第19章 太子监国!该往何处去?
两个灰头土脸的青年被禁军押了进来。
衣衫褴褛,满面风尘,嘴唇乾裂出血,显然是昼夜不歇赶来的。
「臣等求见圣人!有河北军报!」
郭威挥手示意放行。
两人被带到后院,看见满地血迹和跪了一地的禁军,顾不上多想,扑通跪下,将一卷帛书高高举过头顶。
高力士接过帛书,展开呈于李隆基面前。
字迹端正刚劲,边角溅了几点暗褐色血渍。
「臣户部侍郎兼平原太守丶河北招讨采访使颜真卿谨奏:
六月初十,臣以静塞军三千,募士万人,合清河丶博平之众,击逆胡伪将袁知泰于堂邑,大破之,斩首万余级。
六月十一,逆胡史思明陷常山。臣兄常山太守臣杲卿,城破不屈,阖门殉国。
六月十三,博平陷。平原丶清河孤悬敌后,四面皆贼,粮尽兵疲,平原危在旦夕。
臣虽不才,誓以死守。然兵微将寡,独力难支,伏乞朝廷速发援军,以解河北之危。
臣真卿,顿首再拜。」
高力士念完,后院一片死寂。
另一个青年猛地站起,泣不成声:
「臣尚有长安急报。
六月十三,长安陷。
京兆尹崔光远丶监军边令诚献城投降。
逆胡入城,大索三日。
霍国长公主及宗室亲眷数百人尽遭屠戮,不分老幼。
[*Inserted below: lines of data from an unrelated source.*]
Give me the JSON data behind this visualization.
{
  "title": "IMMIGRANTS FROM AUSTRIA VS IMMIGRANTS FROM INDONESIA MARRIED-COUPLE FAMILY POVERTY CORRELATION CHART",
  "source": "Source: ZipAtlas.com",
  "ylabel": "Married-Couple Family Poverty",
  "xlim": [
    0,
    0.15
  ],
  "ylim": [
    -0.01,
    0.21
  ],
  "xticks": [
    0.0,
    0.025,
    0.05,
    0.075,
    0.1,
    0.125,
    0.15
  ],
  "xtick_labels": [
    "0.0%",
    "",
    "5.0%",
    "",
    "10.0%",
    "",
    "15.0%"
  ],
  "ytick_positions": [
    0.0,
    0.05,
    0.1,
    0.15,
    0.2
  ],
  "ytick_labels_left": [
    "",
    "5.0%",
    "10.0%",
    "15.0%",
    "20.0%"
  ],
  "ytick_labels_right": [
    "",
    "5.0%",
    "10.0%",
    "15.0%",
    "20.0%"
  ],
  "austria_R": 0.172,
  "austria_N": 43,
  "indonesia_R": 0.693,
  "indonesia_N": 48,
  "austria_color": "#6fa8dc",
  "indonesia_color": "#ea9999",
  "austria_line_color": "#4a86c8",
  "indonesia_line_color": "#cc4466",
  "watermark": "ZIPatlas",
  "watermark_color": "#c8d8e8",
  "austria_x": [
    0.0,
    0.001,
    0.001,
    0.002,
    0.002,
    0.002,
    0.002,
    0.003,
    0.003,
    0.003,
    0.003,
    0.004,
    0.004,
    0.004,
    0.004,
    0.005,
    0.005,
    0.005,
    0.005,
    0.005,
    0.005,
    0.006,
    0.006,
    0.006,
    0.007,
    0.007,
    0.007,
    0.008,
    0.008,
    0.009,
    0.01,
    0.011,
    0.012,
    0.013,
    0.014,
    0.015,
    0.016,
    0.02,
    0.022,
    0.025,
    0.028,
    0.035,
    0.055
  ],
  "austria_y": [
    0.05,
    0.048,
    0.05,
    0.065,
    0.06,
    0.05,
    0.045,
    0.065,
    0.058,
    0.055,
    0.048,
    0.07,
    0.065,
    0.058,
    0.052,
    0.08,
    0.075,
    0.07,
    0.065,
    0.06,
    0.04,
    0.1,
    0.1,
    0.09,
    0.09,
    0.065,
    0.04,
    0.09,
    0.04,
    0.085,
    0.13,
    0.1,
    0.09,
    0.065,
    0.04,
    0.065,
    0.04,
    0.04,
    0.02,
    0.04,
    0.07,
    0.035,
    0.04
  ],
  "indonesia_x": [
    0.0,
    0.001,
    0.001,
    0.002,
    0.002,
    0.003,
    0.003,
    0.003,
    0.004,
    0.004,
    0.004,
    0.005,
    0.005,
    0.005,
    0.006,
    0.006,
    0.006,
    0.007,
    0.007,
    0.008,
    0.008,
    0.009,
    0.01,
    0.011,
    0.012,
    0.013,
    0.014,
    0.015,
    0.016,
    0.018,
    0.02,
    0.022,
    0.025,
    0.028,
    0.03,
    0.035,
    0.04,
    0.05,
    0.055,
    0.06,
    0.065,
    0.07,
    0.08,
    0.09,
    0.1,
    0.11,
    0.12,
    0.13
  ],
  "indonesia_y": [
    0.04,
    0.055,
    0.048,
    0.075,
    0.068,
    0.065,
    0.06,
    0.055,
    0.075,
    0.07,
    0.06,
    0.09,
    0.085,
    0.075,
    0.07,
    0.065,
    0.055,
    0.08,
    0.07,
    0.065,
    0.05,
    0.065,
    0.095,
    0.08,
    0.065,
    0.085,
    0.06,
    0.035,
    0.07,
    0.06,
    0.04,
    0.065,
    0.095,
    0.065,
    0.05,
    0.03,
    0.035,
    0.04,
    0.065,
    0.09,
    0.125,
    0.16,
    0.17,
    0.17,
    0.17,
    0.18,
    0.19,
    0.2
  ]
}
京畿百姓奔逃无路,贼兵纵火焚掠,伏尸遍街……」
他说不下去了,伏地痛哭。
没有人说话。
李隆基脸上的怒气丶傲气,在这一刻全部消失了,只剩一种苍白的茫然。
霍国长公主是李隆基的姐妹。
李亨跪在地上,双手攥着泥土,指节发白。
郭威转头望向驿馆外。
夕阳沉到了山脊线上,昏黄的光铺在官道上,把逃难的人群染成一片模糊的剪影。
没有车马,没有行囊,赤着脚,朝西走,离长安越远越好。
天子逃了,国都沦陷,百姓焉能自保?
前世读史书,「贼陷长安」五个字,翻过去就翻过去了。
如今看见了,不一样。
禁军也沉默了。
方才还高呼「太子万岁」,此刻一个个红着眼眶低头。
他们的家眷也在长安,也不知死活。
有人红了眼眶,有人咬着牙死死低头,有人攥着刀柄,指节发白,不知道该恨谁。
方才那股哄抢从龙之功的热切劲,被这两道军报浇了个透心凉。
富贵是要挣的,但家人呢?
杀回长安的念头在每个人心头翻涌,但谁都知道,眼下这点兵力,连安禄山的前锋都挡不住。
甚至于,逆胡追杀行驾先锋随时西来,死亡的阴影时刻笼罩在众人心头。
李隆基缓缓转过身,背对所有人,沉默了很久。
「传朕旨意。」声音沙哑,像从很深的地方挤出来。
「太子亨,监国。」
不是传位,不是禅让,是监国。
他没把皇位让出去,但把权力交了出来。
这是他最后的体面。
后院先是一片愕然。
随即,所有人都释然了。
监国,在眼下这个局面里,和传位没有本质区别。
皇帝不退位,但太子掌权,天下号令皆出东宫。
名义上,李隆基仍是大唐天子。
实际上,他已经什么都不是了。
高力士最先叩首:「圣人英明!」
几个宰相跟着跪地山呼。
陈玄礼沉默片刻也跪下,只低低说了句「臣遵旨」。
郭威长长吐出一口气。
成了。
从穿越到现在,他赌上身家性命的这场豪赌,终于落了地。